La diputada Claudia Montes de Oca del Olmo, del Grupo Parlamentario del PAN en el Congreso capitalino, acusó que la mayoría legislativa encabezada por MORENA frenó la discusión urgente sobre la transparencia del proyecto y optó por enviarlo a comisiones, retrasando la revisión pública de una obra estimada en casi 8 mil millones de pesos.
El trazo contempla más de 15 kilómetros, 114 torres y 12 estaciones, lo que convertiría la Línea 5 en el teleférico urbano más largo del mundo. Sin embargo, vecinos de Tetelpan y Colinas del Sur denuncian que la obra se impulsa sin acceso completo a estudios técnicos fundamentales.
Entre las principales preocupaciones destaca la ausencia pública de estudios de mecánica de suelos y geotecnia en zonas cercanas a la estación Glaciar, ubicadas en un corredor con antecedentes de inestabilidad por su cercanía con el cauce del Río Mixcoac y zonas de alto valor ambiental.
Montes de Oca advirtió que la planeación urbana no puede convertirse en un trámite unilateral disfrazado de política de movilidad.
“Un proyecto de esta magnitud no puede imponerse sin transparencia ni participación informada”, sostuvo la legisladora.
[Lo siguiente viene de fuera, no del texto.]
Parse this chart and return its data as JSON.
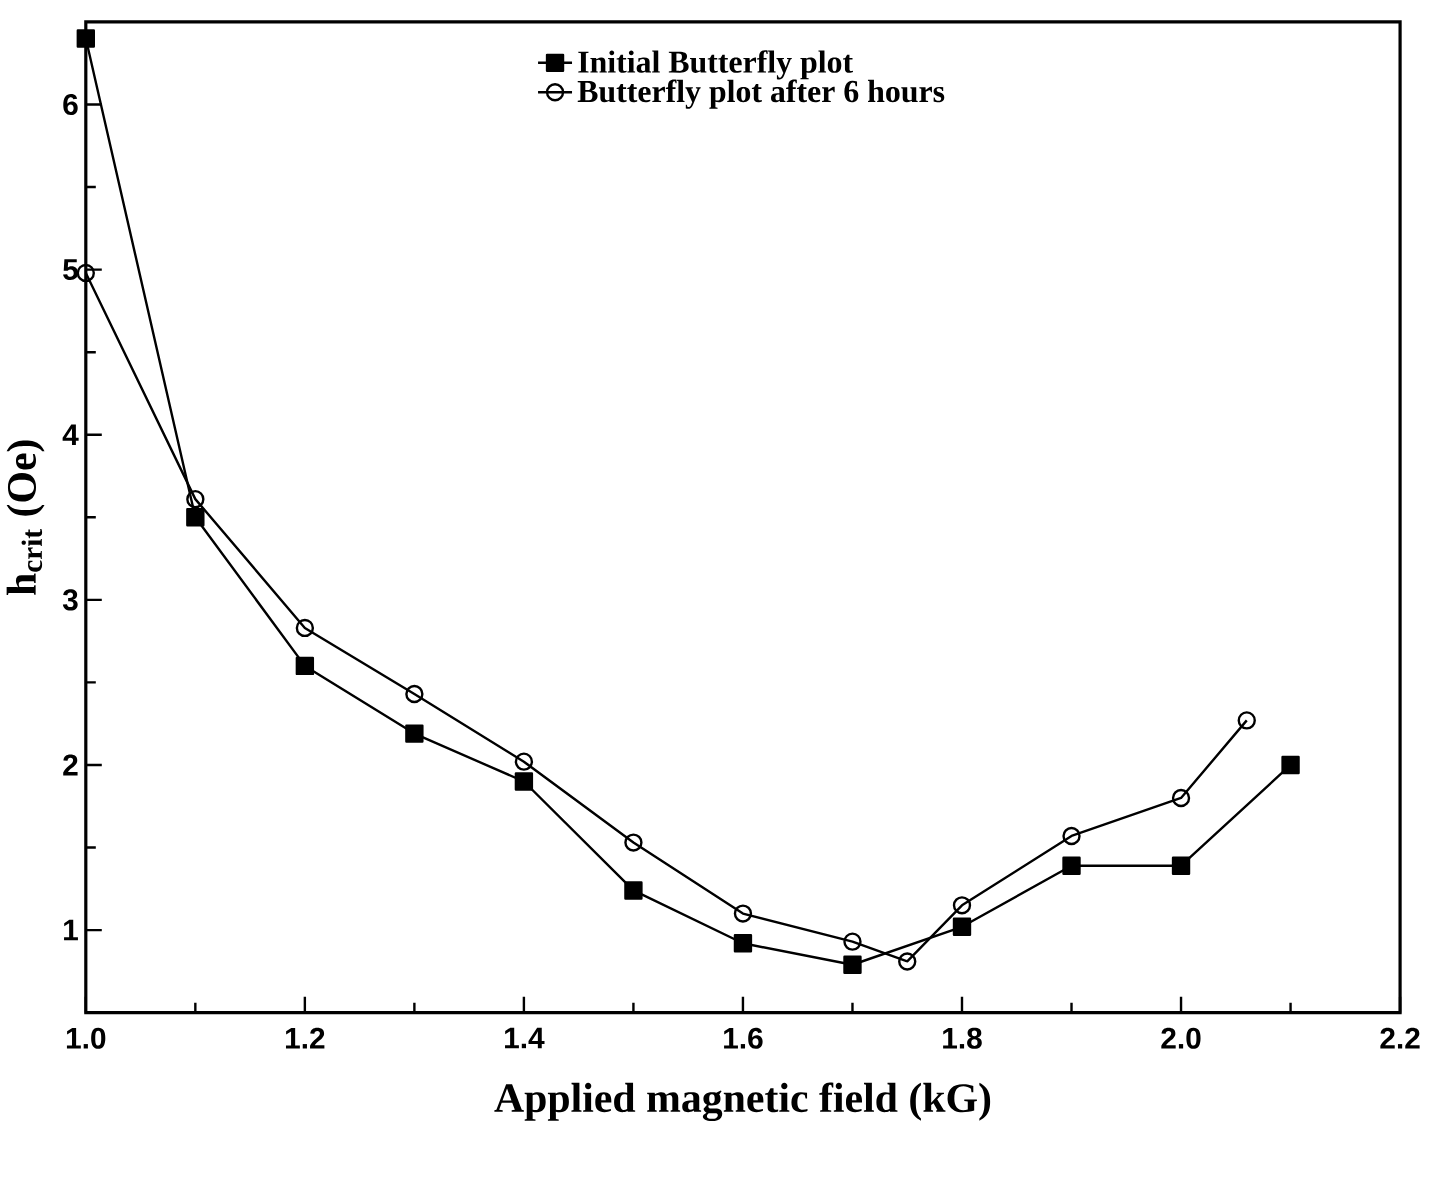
{
  "chart_data": {
    "type": "line",
    "xlabel": "Applied magnetic field (kG)",
    "ylabel": "h$_{crit}$ (Oe)",
    "xlim": [
      1.0,
      2.2
    ],
    "xticks": [
      {
        "value": 1.0,
        "label": "1.0"
      },
      {
        "value": 1.2,
        "label": "1.2"
      },
      {
        "value": 1.4,
        "label": "1.4"
      },
      {
        "value": 1.6,
        "label": "1.6"
      },
      {
        "value": 1.8,
        "label": "1.8"
      },
      {
        "value": 2.0,
        "label": "2.0"
      },
      {
        "value": 2.2,
        "label": "2.2"
      }
    ],
    "ylim": [
      0.5,
      6.5
    ],
    "yticks": [
      1,
      2,
      3,
      4,
      5,
      6
    ],
    "legend": "top",
    "grid": false,
    "series": [
      {
        "name": "Initial Butterfly plot",
        "color": "#000000",
        "marker": "square",
        "x": [
          1.0,
          1.1,
          1.2,
          1.3,
          1.4,
          1.5,
          1.6,
          1.7,
          1.8,
          1.9,
          2.0,
          2.1
        ],
        "values": [
          6.4,
          3.5,
          2.6,
          2.19,
          1.9,
          1.24,
          0.92,
          0.79,
          1.02,
          1.39,
          1.39,
          2.0
        ]
      },
      {
        "name": "Butterfly plot after 6 hours",
        "color": "#000000",
        "marker": "circle",
        "x": [
          1.0,
          1.1,
          1.2,
          1.3,
          1.4,
          1.5,
          1.6,
          1.7,
          1.75,
          1.8,
          1.9,
          2.0,
          2.06
        ],
        "values": [
          4.98,
          3.61,
          2.83,
          2.43,
          2.02,
          1.53,
          1.1,
          0.93,
          0.81,
          1.15,
          1.57,
          1.8,
          2.27
        ]
      }
    ]
  }
}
Además, vecinos ya promovieron juicios de amparo ante la falta de información ambiental completa, particularmente sobre la Manifestación de Impacto Ambiental (MIA), documento obligatorio para evaluar riesgos ecológicos y urbanos.
Especialistas urbanos advierten que cuando obras de infraestructura mayor se ejecutan sin socialización técnica previa, aumentan los conflictos territoriales, los riesgos legales y los costos públicos posteriores.
La polémica crece porque el proyecto impacta una franja ambiental estratégica del poniente capitalino, donde históricamente la expansión urbana ha generado tensiones entre movilidad, conservación ecológica y seguridad estructural.
El conflicto ya no es solo técnico: es político, jurídico y social.